Buku Menulis Halus, Buku Komunikasi, dan Buku Catatan Pribadi Siswa
Memasuki semester genap ini, saya mewajibkan siswa untuk menyiapkan tiga buku: Buku Komunikasi, Buku Menulis Halus (menulis tegak bersambung), dan Buku Catatan Pribadi.
Dari ketiganya, sebenarnya buku komunikasi sudah sejak awal ada. Bahkan sejak dari kelas satu. Akan tetapi di kelas kami masih kurang optimal penggunaannya pada semester lalu.
Sedangkan dua buku lainnya, yaitu buku menulis menulis halus dan buku catatan pribadi, adalah buku yang baru. Selain memang saya rencanakan akan diterapkan pada awal semester dua, juga merupakan tindak lanjut (follow up) dari evaluasi semester gasal yang sudah kami lakukan.
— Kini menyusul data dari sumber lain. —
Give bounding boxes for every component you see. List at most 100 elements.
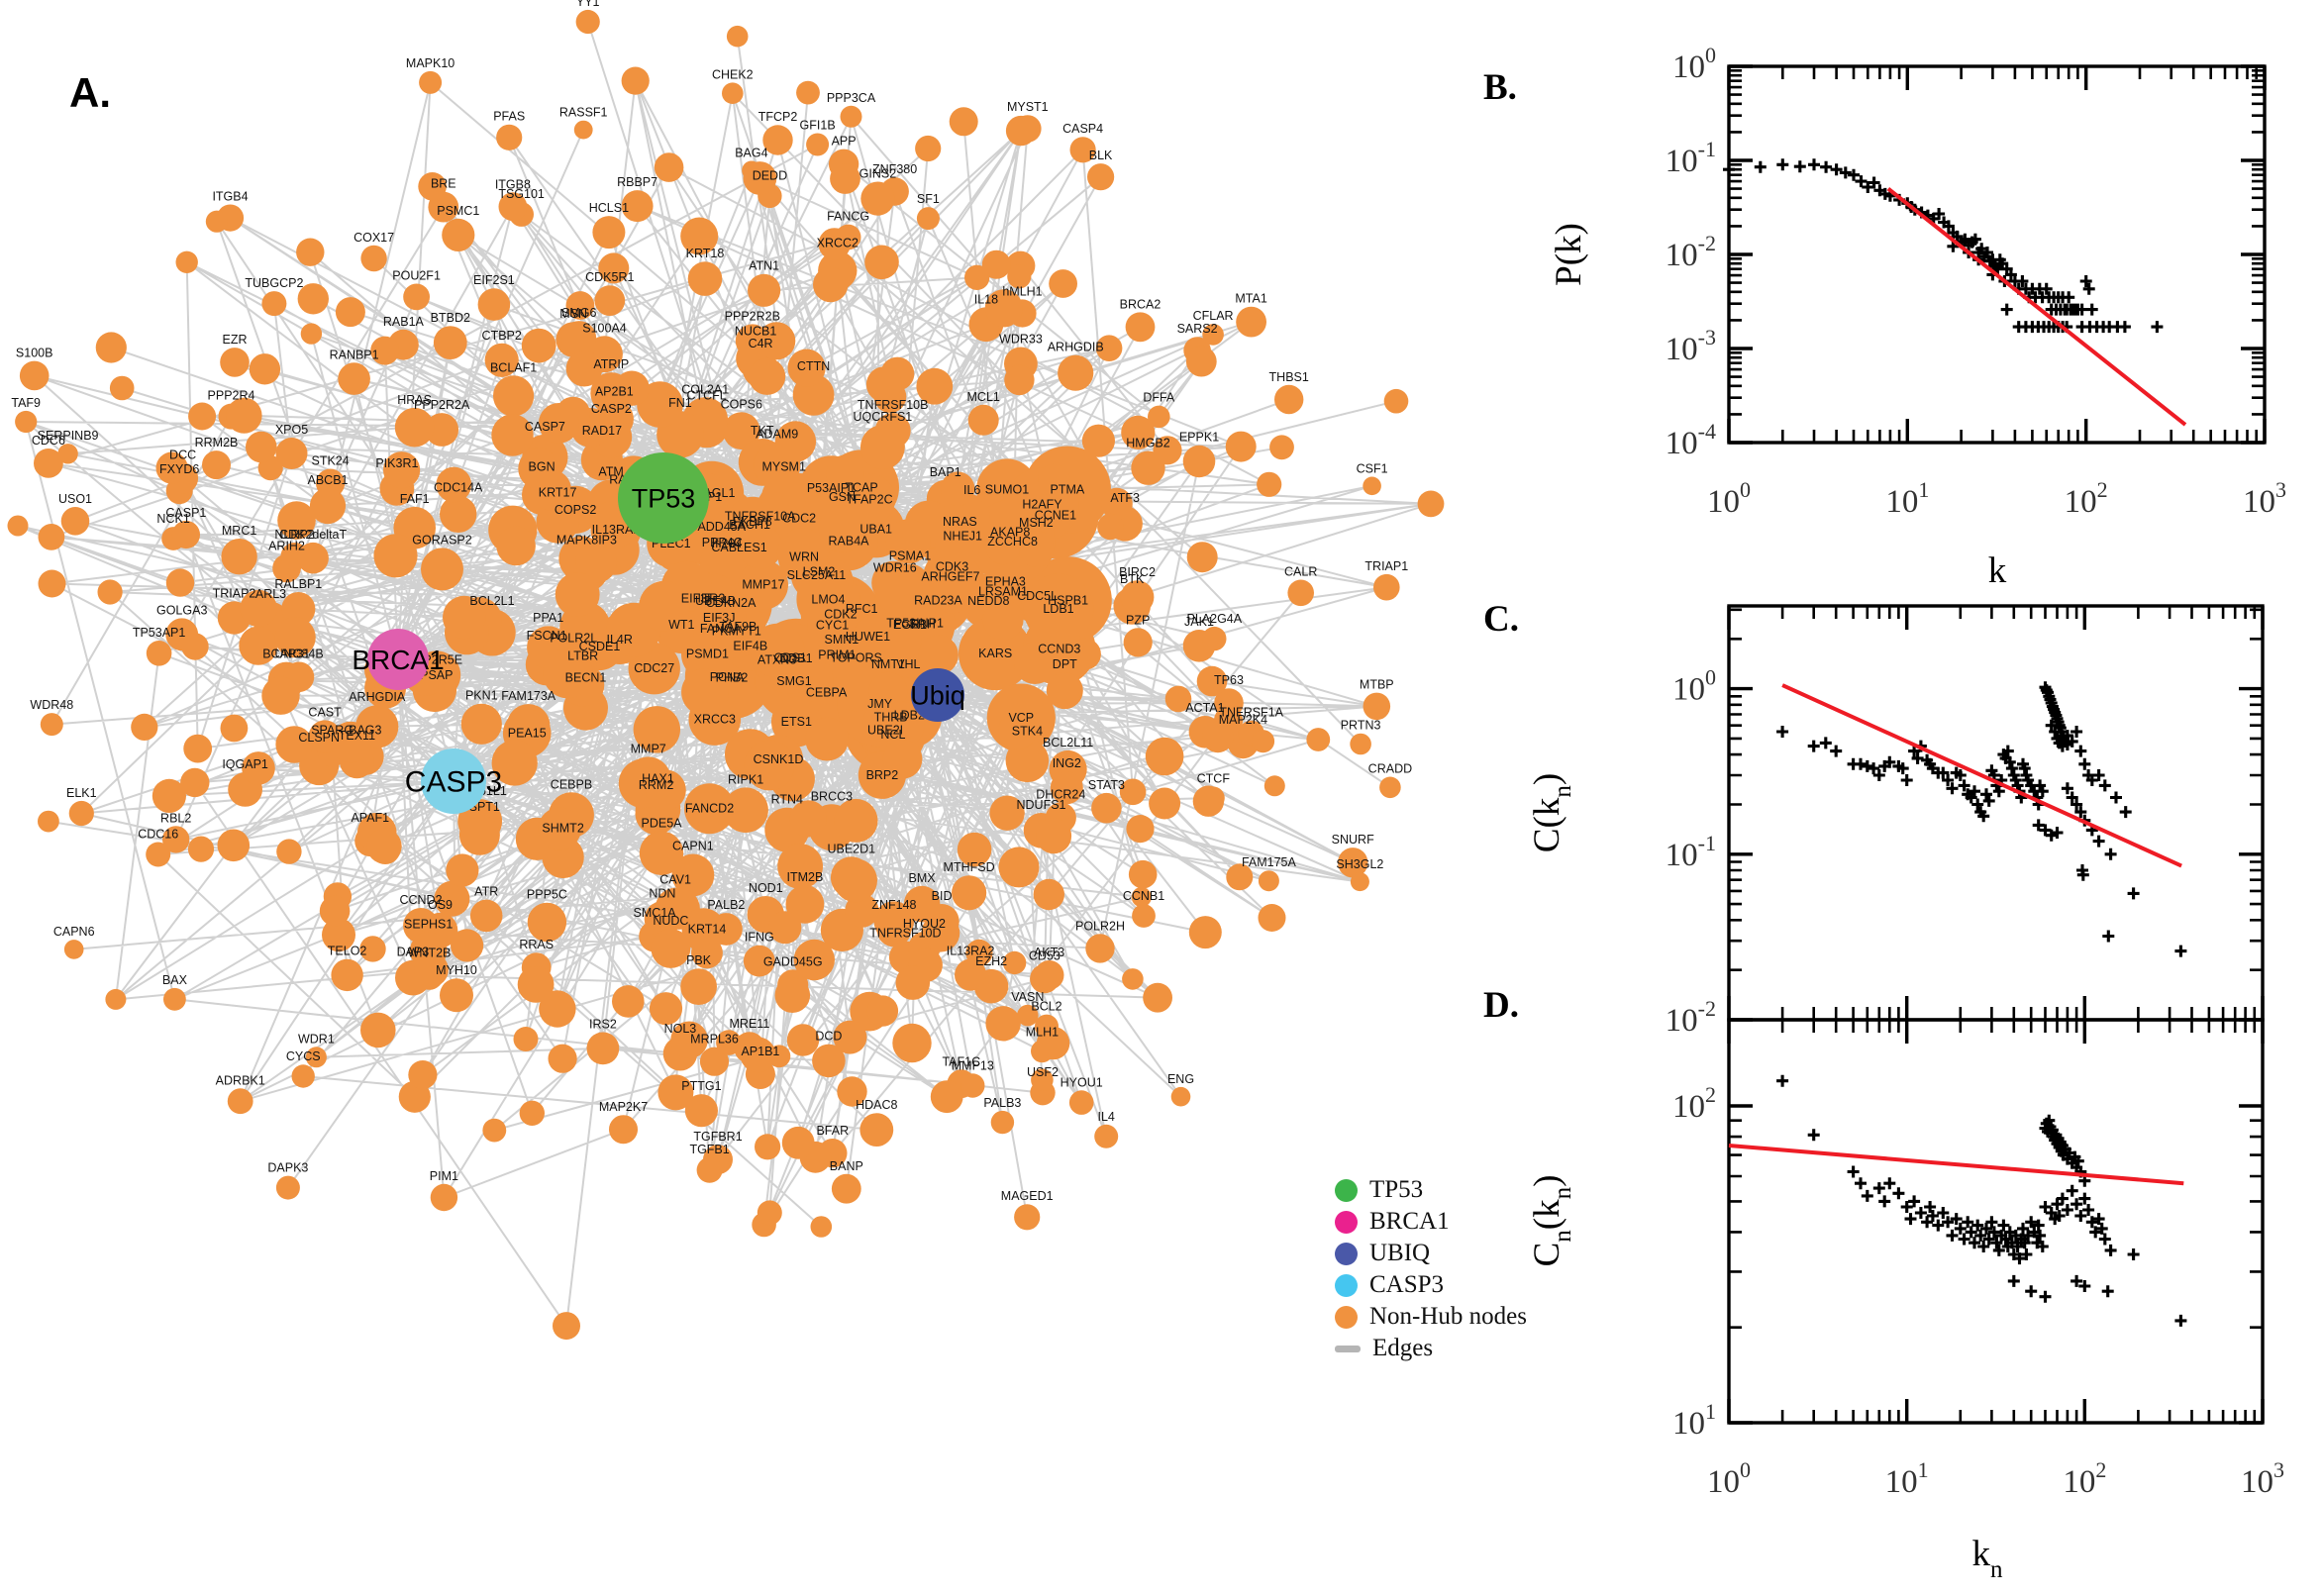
network-node — [220, 714, 249, 743]
network-node — [433, 326, 467, 359]
network-node — [1373, 573, 1400, 601]
node-label: RRAS — [519, 938, 554, 951]
node-label: FXYD6 — [159, 462, 199, 476]
node-label: POLR2H — [1075, 919, 1125, 933]
node-label: ITGB4 — [212, 190, 248, 204]
network-node — [915, 135, 942, 162]
network-node — [1007, 264, 1032, 289]
node-label: TNFRSF1A — [1219, 706, 1283, 720]
network-node — [1095, 335, 1123, 362]
node-label: FANCD2 — [685, 802, 734, 816]
network-node — [639, 831, 684, 875]
node-label: BECN1 — [565, 671, 607, 685]
network-node — [519, 1100, 545, 1127]
network-node — [859, 1113, 894, 1147]
node-label: CDC14A — [434, 481, 483, 495]
network-node — [830, 163, 860, 194]
network-node — [1287, 579, 1314, 607]
network-node — [1338, 848, 1368, 878]
node-label: BAP1 — [930, 465, 961, 479]
y-axis-label: Cn(kn) — [1527, 1175, 1576, 1267]
node-label: CASP7 — [525, 420, 565, 434]
node-label: PRTN3 — [1341, 719, 1381, 733]
node-label: UBE2I — [867, 724, 903, 738]
network-node — [496, 124, 523, 150]
network-node — [671, 853, 715, 897]
node-label: CDK3 — [936, 559, 968, 573]
network-node — [873, 901, 915, 942]
node-label: TKT — [751, 424, 774, 438]
network-node — [781, 1126, 815, 1159]
node-label: BCL2L11 — [1043, 736, 1093, 749]
node-label: EZH2 — [975, 954, 1007, 968]
node-label: MAP2K4 — [1219, 713, 1267, 727]
node-label: COX17 — [354, 231, 394, 245]
network-node — [60, 507, 90, 536]
network-node — [716, 1030, 742, 1055]
node-label: RIPK1 — [728, 772, 763, 786]
node-label: MMP17 — [742, 578, 784, 592]
network-node — [621, 66, 650, 95]
network-node — [575, 9, 600, 35]
node-label: TRIAP2 — [213, 586, 256, 600]
network-node — [818, 228, 851, 260]
node-label: SNURF — [1332, 833, 1374, 847]
node-label: PIK3R1 — [375, 456, 418, 470]
node-label: SMC1A — [634, 906, 677, 920]
node-label: PDE5A — [642, 817, 683, 831]
node-label: TCAP — [845, 480, 877, 494]
node-label: SEPHS1 — [404, 917, 453, 931]
network-node — [1097, 513, 1124, 541]
node-label: FKBP8 — [733, 515, 772, 529]
node-label: MSN — [559, 307, 587, 321]
node-label: CCNE1 — [1035, 509, 1076, 523]
network-node — [335, 297, 365, 328]
network-node — [621, 190, 654, 223]
network-node — [530, 469, 572, 511]
network-node — [594, 285, 626, 316]
network-node — [1196, 665, 1228, 697]
network-node — [990, 1110, 1015, 1135]
network-node — [496, 526, 536, 566]
node-label: ATF3 — [1110, 491, 1140, 505]
network-node — [812, 1044, 846, 1078]
network-node — [1122, 968, 1144, 990]
legend-label-edges: Edges — [1372, 1335, 1434, 1361]
node-label: TUBGCP2 — [245, 276, 303, 290]
network-node — [1094, 1124, 1119, 1148]
node-label: MLH1 — [1026, 1025, 1059, 1039]
node-label: CASP4 — [1062, 122, 1103, 136]
node-label: BID — [932, 889, 953, 903]
network-node — [1068, 1090, 1094, 1115]
node-label: RAB1A — [383, 315, 425, 329]
network-node — [787, 349, 826, 387]
node-label: KRT17 — [539, 485, 577, 499]
node-label: CDC16 — [138, 828, 178, 842]
node-label: IL18 — [974, 292, 998, 306]
network-node — [964, 264, 990, 290]
network-node — [305, 1047, 327, 1068]
network-node — [274, 617, 316, 658]
network-node — [955, 958, 987, 991]
network-node — [105, 988, 127, 1010]
node-label: ITGB8 — [495, 177, 531, 191]
plot-panel-b: 100 10-1 10-2 10-3 10-4 100 101 102 103 k P(k) B. — [1483, 43, 2286, 591]
network-node — [538, 807, 581, 850]
network-node — [300, 323, 323, 345]
y-tick-label: 100 — [1672, 665, 1716, 708]
network-node — [918, 635, 959, 675]
network-node — [1123, 628, 1153, 657]
node-label: TGFBR1 — [693, 1130, 742, 1144]
legend-item-tp53: TP53 — [1335, 1174, 1527, 1206]
node-label: BMX — [909, 871, 937, 885]
legend-label-brca1: BRCA1 — [1369, 1208, 1450, 1235]
network-node — [460, 703, 502, 745]
hub-node-casp3 — [421, 748, 486, 814]
network-node — [555, 572, 600, 617]
node-label: HAX1 — [642, 772, 674, 786]
x-tick-label: 100 — [1707, 1457, 1751, 1500]
network-node — [1034, 960, 1064, 990]
hub-label-casp3: CASP3 — [405, 766, 502, 799]
node-label: HMGB2 — [1126, 437, 1170, 450]
node-label: GORASP2 — [412, 533, 471, 547]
Mengapa tiga buku tersebut menurut saya penting kehadirannya di kelas kami? Berikut ini penjelasannya.
Catatan dari guru tersebut akan direspon oleh orang tua, juga dengan menuliskannya di buku komunikasi tersebut.
Jadi sebenarnya menurut pemahaman saya, tidak selalu siswa yang menulis di buku tersebut, tetapi guru atau orang tua bisa juga menulis di sana. Ya, untuk keperluan komunikasi tadi.
Namun pada praktiknya, komunikasi kami lebih sering menggunakan gawai yaitu di grup whatsapp. Sedangkan buku tersebut pada akhirnya "hanya" sebagai buku untuk mencatat daftar tugas siswa. Atau digunakan untuk mencatat, "Oh hari ini ada PR matematika." dan sebagainya.
Menggunakan whatsapp sebagai sarana komunikasi memang tidak salah. Tetapi pesan-pesan di grup whatsapp seringkali "tenggelam". Banyak sekali pemberitahuan/notifikasi yang ketika kita hendak membukanya kita sudah menduga-duga, "Penting nggak yaa...."
Kita sudah meluangkan waktu untuk membuka whatsapp, tetapi ternyata hanya ada beberapa hal yang sebenarnya kurang begitu penting.
Pada semester dua ini, saya ingin mencoba untuk merevitalisasi buku komunikasi. Hal itu saya maksudkan juga agar siswa bisa belajar bertanggung jawab terhadap tugas yang diberikan kepadanya. Orang tua tinggal memeriksa saja.
Selama ini, justru yang aktif untuk bertanya adakah tugas atau pekerjaan rumah untuk siswa, adalah orang tua. :D
Bagaimana tulisan yang bagus? Menurut saya, setidaknya ada tiga kriteria tulisan yang bagus.
Pertama, tulisan itu harus bisa dibaca dengan baik oleh orang lain. Tulisan yang hanya bisa dibaca oleh dirinya sendiri, tentu bukan tulisan yang bagus. Lebih parah lagi kadang-kadang dia sendiri yang menulis juga tidak bisa membacanya. Hehehe.
Kedua, tulisan itu betul bentuk-bentuk hurufnya. Huruf kapital (huruf besar) harus berbeda bentuknya dengan huruf nonkapital (huruf kecil). Tulisan siswa-siswi kami masih banyak yang bercampur-campur tidak bisa dibedakan huruf kapital dan nonkapitalnya karena sama besarnya, sama ukurannya, dan sama bentuknya.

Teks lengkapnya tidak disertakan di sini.